Daniel began to rise from the chair. “I don’t have time for this, I need to find him.”
“You need to listen, that’s what you need to do.” Pointing at him with her cigarette, she stared him back down into the chair. A nervous twitch danced under her left eye and down into her cheek. “Lindsay and I had lunch right after Bryce and I split up.”
“I remember.”
“I wanted to tell her then what the problems were—the real problems—but I knew you guys were siding with Bryce and would just think I was exaggerating or trying to make him out to be a sonofabitch for spite, so it seemed pretty pointless.
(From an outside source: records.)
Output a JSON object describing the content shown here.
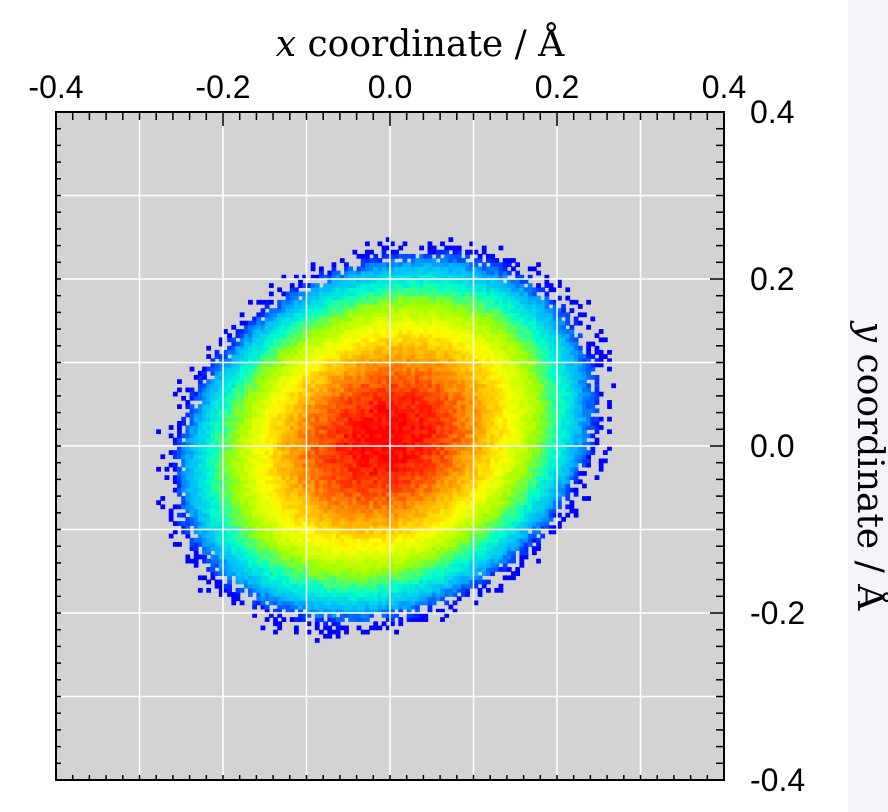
{
  "chart_data": {
    "type": "heatmap",
    "title": "",
    "xlabel": "x coordinate / Å",
    "xlabel_var": "x",
    "xlabel_rest": " coordinate / Å",
    "ylabel": "y coordinate / Å",
    "ylabel_var": "y",
    "ylabel_rest": " coordinate / Å",
    "xlim": [
      -0.4,
      0.4
    ],
    "ylim": [
      -0.4,
      0.4
    ],
    "x_ticks": [
      -0.4,
      -0.2,
      0.0,
      0.2,
      0.4
    ],
    "y_ticks": [
      -0.4,
      -0.2,
      0.0,
      0.2,
      0.4
    ],
    "x_tick_labels": [
      "-0.4",
      "-0.2",
      "0.0",
      "0.2",
      "0.4"
    ],
    "y_tick_labels": [
      "-0.4",
      "-0.2",
      "0.0",
      "0.2",
      "0.4"
    ],
    "x_axis_position": "top",
    "y_axis_position": "right",
    "grid": true,
    "grid_step": 0.1,
    "minor_tick_step": 0.02,
    "background_color": "#d3d3d3",
    "grid_color": "#ffffff",
    "colormap": [
      "#0000ff",
      "#00b4ff",
      "#00ffcc",
      "#a0ff00",
      "#ffff00",
      "#ff9600",
      "#ff0000"
    ],
    "distribution": {
      "center": [
        -0.005,
        0.01
      ],
      "major_axis_angle_deg": -28,
      "sigma_major": 0.095,
      "sigma_minor": 0.075,
      "peak_density": 1.0,
      "threshold_density": 0.018,
      "bin_size": 0.01
    }
  }
}
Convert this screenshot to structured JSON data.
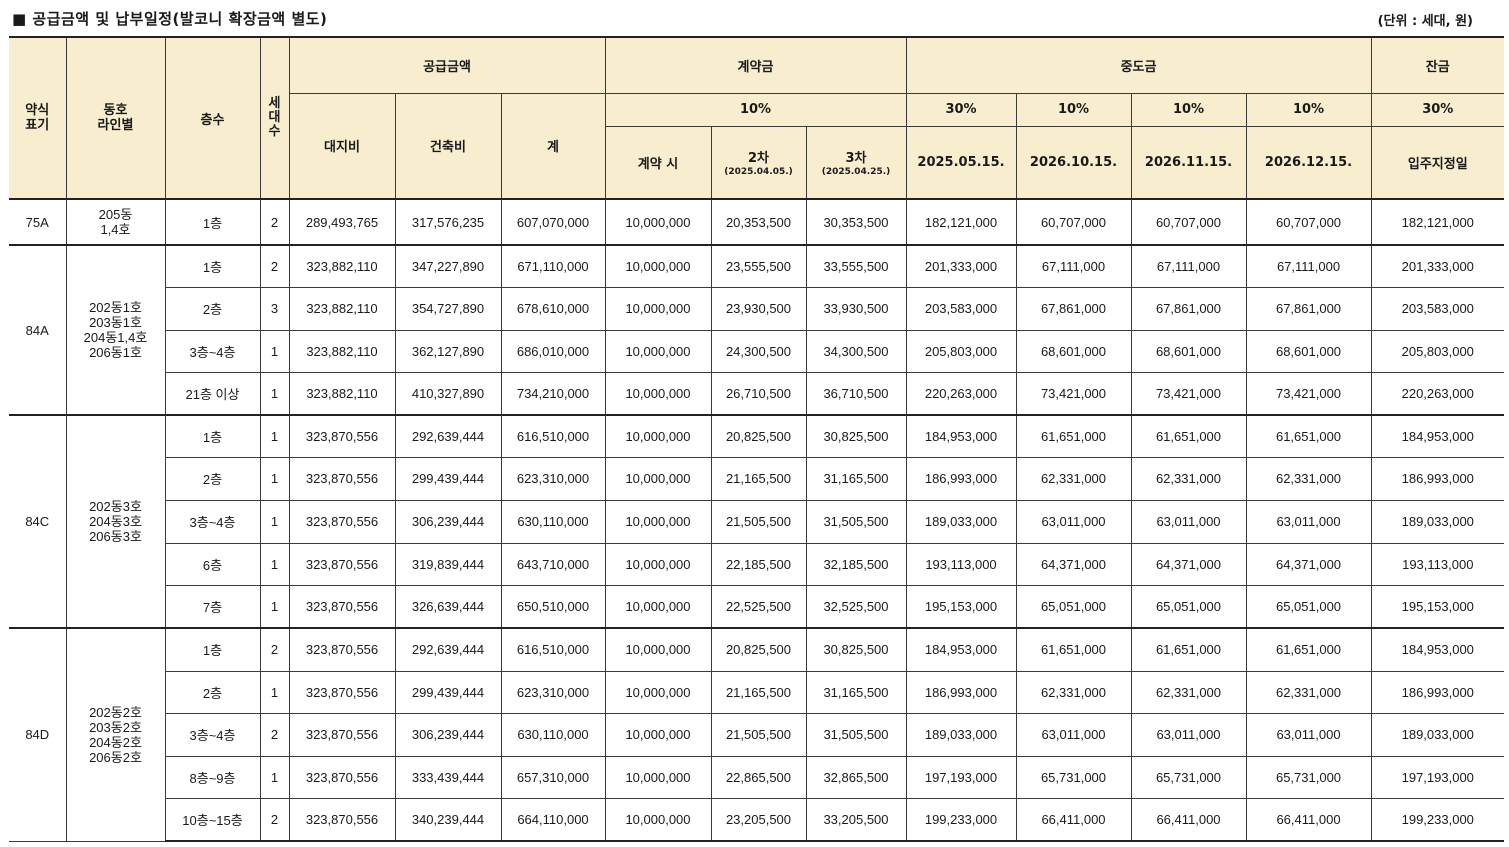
{
  "title": "■ 공급금액 및 납부일정(발코니 확장금액 별도)",
  "unit": "(단위 : 세대, 원)",
  "headers": {
    "type": "약식\n표기",
    "line": "동호\n라인별",
    "floor": "층수",
    "units": "세대수",
    "supply": "공급금액",
    "land": "대지비",
    "building": "건축비",
    "total": "계",
    "deposit": "계약금",
    "deposit_pct": "10%",
    "dep1": "계약 시",
    "dep2": "2차",
    "dep2_date": "(2025.04.05.)",
    "dep3": "3차",
    "dep3_date": "(2025.04.25.)",
    "middle": "중도금",
    "m1_pct": "30%",
    "m2_pct": "10%",
    "m3_pct": "10%",
    "m4_pct": "10%",
    "m1_date": "2025.05.15.",
    "m2_date": "2026.10.15.",
    "m3_date": "2026.11.15.",
    "m4_date": "2026.12.15.",
    "balance": "잔금",
    "bal_pct": "30%",
    "bal_date": "입주지정일"
  },
  "groups": [
    {
      "type": "75A",
      "lines": "205동\n1,4호",
      "rows": [
        {
          "floor": "1층",
          "units": "2",
          "land": "289,493,765",
          "building": "317,576,235",
          "total": "607,070,000",
          "d1": "10,000,000",
          "d2": "20,353,500",
          "d3": "30,353,500",
          "m1": "182,121,000",
          "m2": "60,707,000",
          "m3": "60,707,000",
          "m4": "60,707,000",
          "bal": "182,121,000"
        }
      ]
    },
    {
      "type": "84A",
      "lines": "202동1호\n203동1호\n204동1,4호\n206동1호",
      "rows": [
        {
          "floor": "1층",
          "units": "2",
          "land": "323,882,110",
          "building": "347,227,890",
          "total": "671,110,000",
          "d1": "10,000,000",
          "d2": "23,555,500",
          "d3": "33,555,500",
          "m1": "201,333,000",
          "m2": "67,111,000",
          "m3": "67,111,000",
          "m4": "67,111,000",
          "bal": "201,333,000"
        },
        {
          "floor": "2층",
          "units": "3",
          "land": "323,882,110",
          "building": "354,727,890",
          "total": "678,610,000",
          "d1": "10,000,000",
          "d2": "23,930,500",
          "d3": "33,930,500",
          "m1": "203,583,000",
          "m2": "67,861,000",
          "m3": "67,861,000",
          "m4": "67,861,000",
          "bal": "203,583,000"
        },
        {
          "floor": "3층~4층",
          "units": "1",
          "land": "323,882,110",
          "building": "362,127,890",
          "total": "686,010,000",
          "d1": "10,000,000",
          "d2": "24,300,500",
          "d3": "34,300,500",
          "m1": "205,803,000",
          "m2": "68,601,000",
          "m3": "68,601,000",
          "m4": "68,601,000",
          "bal": "205,803,000"
        },
        {
          "floor": "21층 이상",
          "units": "1",
          "land": "323,882,110",
          "building": "410,327,890",
          "total": "734,210,000",
          "d1": "10,000,000",
          "d2": "26,710,500",
          "d3": "36,710,500",
          "m1": "220,263,000",
          "m2": "73,421,000",
          "m3": "73,421,000",
          "m4": "73,421,000",
          "bal": "220,263,000"
        }
      ]
    },
    {
      "type": "84C",
      "lines": "202동3호\n204동3호\n206동3호",
      "rows": [
        {
          "floor": "1층",
          "units": "1",
          "land": "323,870,556",
          "building": "292,639,444",
          "total": "616,510,000",
          "d1": "10,000,000",
          "d2": "20,825,500",
          "d3": "30,825,500",
          "m1": "184,953,000",
          "m2": "61,651,000",
          "m3": "61,651,000",
          "m4": "61,651,000",
          "bal": "184,953,000"
        },
        {
          "floor": "2층",
          "units": "1",
          "land": "323,870,556",
          "building": "299,439,444",
          "total": "623,310,000",
          "d1": "10,000,000",
          "d2": "21,165,500",
          "d3": "31,165,500",
          "m1": "186,993,000",
          "m2": "62,331,000",
          "m3": "62,331,000",
          "m4": "62,331,000",
          "bal": "186,993,000"
        },
        {
          "floor": "3층~4층",
          "units": "1",
          "land": "323,870,556",
          "building": "306,239,444",
          "total": "630,110,000",
          "d1": "10,000,000",
          "d2": "21,505,500",
          "d3": "31,505,500",
          "m1": "189,033,000",
          "m2": "63,011,000",
          "m3": "63,011,000",
          "m4": "63,011,000",
          "bal": "189,033,000"
        },
        {
          "floor": "6층",
          "units": "1",
          "land": "323,870,556",
          "building": "319,839,444",
          "total": "643,710,000",
          "d1": "10,000,000",
          "d2": "22,185,500",
          "d3": "32,185,500",
          "m1": "193,113,000",
          "m2": "64,371,000",
          "m3": "64,371,000",
          "m4": "64,371,000",
          "bal": "193,113,000"
        },
        {
          "floor": "7층",
          "units": "1",
          "land": "323,870,556",
          "building": "326,639,444",
          "total": "650,510,000",
          "d1": "10,000,000",
          "d2": "22,525,500",
          "d3": "32,525,500",
          "m1": "195,153,000",
          "m2": "65,051,000",
          "m3": "65,051,000",
          "m4": "65,051,000",
          "bal": "195,153,000"
        }
      ]
    },
    {
      "type": "84D",
      "lines": "202동2호\n203동2호\n204동2호\n206동2호",
      "rows": [
        {
          "floor": "1층",
          "units": "2",
          "land": "323,870,556",
          "building": "292,639,444",
          "total": "616,510,000",
          "d1": "10,000,000",
          "d2": "20,825,500",
          "d3": "30,825,500",
          "m1": "184,953,000",
          "m2": "61,651,000",
          "m3": "61,651,000",
          "m4": "61,651,000",
          "bal": "184,953,000"
        },
        {
          "floor": "2층",
          "units": "1",
          "land": "323,870,556",
          "building": "299,439,444",
          "total": "623,310,000",
          "d1": "10,000,000",
          "d2": "21,165,500",
          "d3": "31,165,500",
          "m1": "186,993,000",
          "m2": "62,331,000",
          "m3": "62,331,000",
          "m4": "62,331,000",
          "bal": "186,993,000"
        },
        {
          "floor": "3층~4층",
          "units": "2",
          "land": "323,870,556",
          "building": "306,239,444",
          "total": "630,110,000",
          "d1": "10,000,000",
          "d2": "21,505,500",
          "d3": "31,505,500",
          "m1": "189,033,000",
          "m2": "63,011,000",
          "m3": "63,011,000",
          "m4": "63,011,000",
          "bal": "189,033,000"
        },
        {
          "floor": "8층~9층",
          "units": "1",
          "land": "323,870,556",
          "building": "333,439,444",
          "total": "657,310,000",
          "d1": "10,000,000",
          "d2": "22,865,500",
          "d3": "32,865,500",
          "m1": "197,193,000",
          "m2": "65,731,000",
          "m3": "65,731,000",
          "m4": "65,731,000",
          "bal": "197,193,000"
        },
        {
          "floor": "10층~15층",
          "units": "2",
          "land": "323,870,556",
          "building": "340,239,444",
          "total": "664,110,000",
          "d1": "10,000,000",
          "d2": "23,205,500",
          "d3": "33,205,500",
          "m1": "199,233,000",
          "m2": "66,411,000",
          "m3": "66,411,000",
          "m4": "66,411,000",
          "bal": "199,233,000"
        }
      ]
    }
  ]
}
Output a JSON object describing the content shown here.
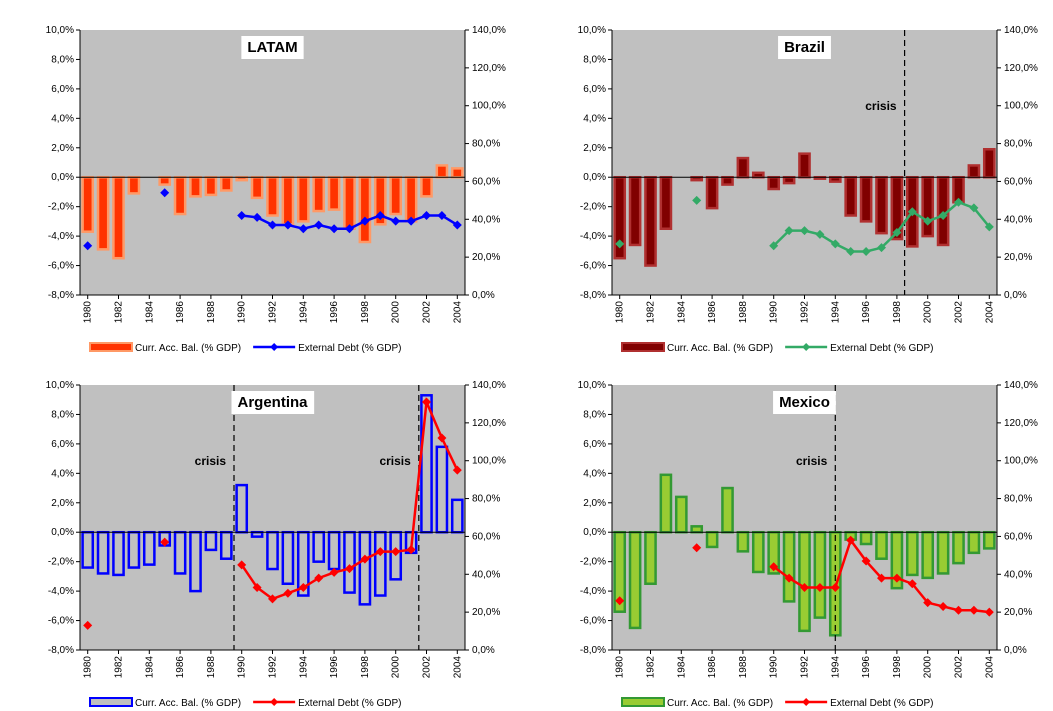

Lindsay tried to be nice about everything, but how do you do that exactly? How do you nicely tell someone your friendship is over because you’re breaking up and you’re taking his side? How do you nicely dismiss someone from your life? We’ve been friends, we’ve gotten close over the last few years, but now that you’re not with him, you’re out. Bye-bye, take care—oh—and don’t let the door hit you where the good lord split you, sweetie.” This time when she took a drag from her cigarette it was so violent she nearly killed what was left of it with a single hard inhale. “No matter what I did or said, it wouldn’t matter. Bryce was the poor put upon old friend and I was the bitch leaving him, breaking his heart and tearing his children away from him. It was like a script had already been written and we were just acting it out, no chance to change or alter the outcome or even the dialogue. After all, that really was exactly what it was. I just didn’t realize it then. I guess none of us did, but at that lunch, Lindsay told me how sorry she was, how she’d hoped things would work out between us, and asked if there was anything she could do. Even though I knew she was just going through the motions at that point, I appreciated the effort. Never did hear from you, of course. Know what really surprised me, though? Lindsay never asked why. Not once did she ask me why we were splitting up, why I was leaving him. Bryce had already told her, told you both, so why ask? Why get my side? So I told her the easiest thing I could, and exactly what she wanted to hear, that things just weren’t working out, and while I loved Bryce, I could no longer live with him and continue to be his wife. Like the lawyers call it, irreconcilable differences. And they were right. Our differences were most definitely irreconcilable.”